Then you will either --

have to keep trying two-digit numbers from the smallest
two-digit number, 10, all the way through the largest one, 99, and add 18 to
every one of them to see if the answer is the number with the digits reversed.  

Or else --

you can do a little algebra. 

Let t= the tens digit and u= the units or ones digit.
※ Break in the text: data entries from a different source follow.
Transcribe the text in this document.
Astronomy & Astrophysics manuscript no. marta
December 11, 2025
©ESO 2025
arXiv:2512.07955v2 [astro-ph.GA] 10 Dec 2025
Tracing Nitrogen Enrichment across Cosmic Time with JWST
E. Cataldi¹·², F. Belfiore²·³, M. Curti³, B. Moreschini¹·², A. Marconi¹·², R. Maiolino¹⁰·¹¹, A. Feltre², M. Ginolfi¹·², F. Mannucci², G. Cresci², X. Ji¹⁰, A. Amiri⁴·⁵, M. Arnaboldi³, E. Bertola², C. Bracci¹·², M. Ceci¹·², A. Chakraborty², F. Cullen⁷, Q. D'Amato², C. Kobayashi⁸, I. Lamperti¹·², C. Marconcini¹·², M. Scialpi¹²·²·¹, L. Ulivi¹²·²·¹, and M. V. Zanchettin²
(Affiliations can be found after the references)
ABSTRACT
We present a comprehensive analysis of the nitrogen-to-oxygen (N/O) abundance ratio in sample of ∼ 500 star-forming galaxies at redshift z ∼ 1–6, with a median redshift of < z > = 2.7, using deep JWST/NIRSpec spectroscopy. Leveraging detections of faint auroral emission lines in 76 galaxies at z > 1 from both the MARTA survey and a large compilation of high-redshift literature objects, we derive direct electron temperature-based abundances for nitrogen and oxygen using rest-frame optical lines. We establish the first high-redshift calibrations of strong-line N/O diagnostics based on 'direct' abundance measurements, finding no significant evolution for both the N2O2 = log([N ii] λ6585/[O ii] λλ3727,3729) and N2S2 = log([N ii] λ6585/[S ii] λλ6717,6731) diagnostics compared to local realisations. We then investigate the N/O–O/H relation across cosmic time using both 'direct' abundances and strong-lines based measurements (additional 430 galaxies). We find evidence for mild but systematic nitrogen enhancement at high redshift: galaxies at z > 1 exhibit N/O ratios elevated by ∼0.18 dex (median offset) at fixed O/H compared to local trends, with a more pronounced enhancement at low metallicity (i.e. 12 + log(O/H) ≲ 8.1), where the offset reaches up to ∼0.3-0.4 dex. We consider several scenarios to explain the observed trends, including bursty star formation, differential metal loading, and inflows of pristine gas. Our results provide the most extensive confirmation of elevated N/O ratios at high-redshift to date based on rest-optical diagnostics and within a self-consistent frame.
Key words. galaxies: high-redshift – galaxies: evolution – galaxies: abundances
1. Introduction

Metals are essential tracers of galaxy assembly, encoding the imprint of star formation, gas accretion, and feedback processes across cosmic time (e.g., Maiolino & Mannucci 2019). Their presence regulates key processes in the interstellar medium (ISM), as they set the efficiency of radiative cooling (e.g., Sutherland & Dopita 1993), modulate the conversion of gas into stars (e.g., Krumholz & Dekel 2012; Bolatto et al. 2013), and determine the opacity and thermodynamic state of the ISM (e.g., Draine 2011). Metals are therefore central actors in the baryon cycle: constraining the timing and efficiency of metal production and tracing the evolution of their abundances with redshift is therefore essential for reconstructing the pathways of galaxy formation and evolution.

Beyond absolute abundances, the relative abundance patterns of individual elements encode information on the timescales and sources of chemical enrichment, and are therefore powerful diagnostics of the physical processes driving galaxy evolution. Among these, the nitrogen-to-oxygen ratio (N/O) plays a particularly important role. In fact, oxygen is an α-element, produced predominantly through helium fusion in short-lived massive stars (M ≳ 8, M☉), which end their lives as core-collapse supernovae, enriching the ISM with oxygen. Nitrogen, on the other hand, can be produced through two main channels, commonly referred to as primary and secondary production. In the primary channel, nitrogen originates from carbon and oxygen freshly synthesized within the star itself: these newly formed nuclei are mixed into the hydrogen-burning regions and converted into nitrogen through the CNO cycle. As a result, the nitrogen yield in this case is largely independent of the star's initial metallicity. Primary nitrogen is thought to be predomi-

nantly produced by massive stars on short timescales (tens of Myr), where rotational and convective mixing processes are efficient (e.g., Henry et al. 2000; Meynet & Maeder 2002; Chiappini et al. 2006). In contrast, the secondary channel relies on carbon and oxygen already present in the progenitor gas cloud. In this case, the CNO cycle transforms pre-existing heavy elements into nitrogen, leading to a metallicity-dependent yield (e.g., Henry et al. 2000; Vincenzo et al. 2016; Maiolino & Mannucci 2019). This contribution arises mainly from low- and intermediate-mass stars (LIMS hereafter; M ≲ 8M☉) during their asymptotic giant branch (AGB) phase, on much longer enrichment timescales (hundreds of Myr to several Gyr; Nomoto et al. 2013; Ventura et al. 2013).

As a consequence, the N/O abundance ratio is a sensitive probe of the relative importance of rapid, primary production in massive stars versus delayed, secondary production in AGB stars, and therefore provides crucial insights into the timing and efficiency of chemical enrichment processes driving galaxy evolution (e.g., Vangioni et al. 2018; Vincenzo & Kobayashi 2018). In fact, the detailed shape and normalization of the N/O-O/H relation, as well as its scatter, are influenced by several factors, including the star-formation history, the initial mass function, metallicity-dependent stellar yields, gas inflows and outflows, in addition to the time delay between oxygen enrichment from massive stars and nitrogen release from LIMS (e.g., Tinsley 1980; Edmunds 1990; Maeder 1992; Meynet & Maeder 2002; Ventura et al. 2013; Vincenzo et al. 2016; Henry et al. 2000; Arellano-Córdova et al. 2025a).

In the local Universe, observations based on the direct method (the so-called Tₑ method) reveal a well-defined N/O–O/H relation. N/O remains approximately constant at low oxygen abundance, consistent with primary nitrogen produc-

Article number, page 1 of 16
Then (10t+u) is the two digit number.

and (10u+t) is its reverse.

So we increase (10t+u) by 18 and we get the reverse, (10u+t)

To say that in algebra,

(10t+u) + 18 = (10u+t)

    10t+u+18 = 10u+t

    9t-9u+18 = 0

Divide through by 9

   t - u + 2 = 0

Add u to both sides:

        t + 2 = u

That formula is saying "You have to add 2 to the ten's digit 
to get the units digit".  So we have to choose the tens digit 
from 1 through 7, because you can't add 2 to 8 or 9 and get 
a single digit, because you have to then choosethe units digit
as 2 more than the tens digit.  So we just have these 7 numbers:

13, 24, 35, 46, 57, 68, 79

Let's test them all:

13+18=31 That reverses when you add 18.
24+18=42  "        "     "   "   "   " 
35+18=53  "        "     "   "   "   "      
46+18=64  "        "     "   "   "   "
57+18=75  "        "     "   "   "   "        
68+18=86  "        "     "   "   "   "
79+18=97  "        "     "   "   "   "

So they all reverse the number when you add 18.  
That was better than having to add 18 to them all
the way from 10 to 99. 

But you really even don't have to do all the above 
every time.  You can just look at the equation 
t + 2 = u  and see there are only 7 solutions in 
positive integers, because t can't run over 7, so
t can only be an integer from 1 through 7.

Edwin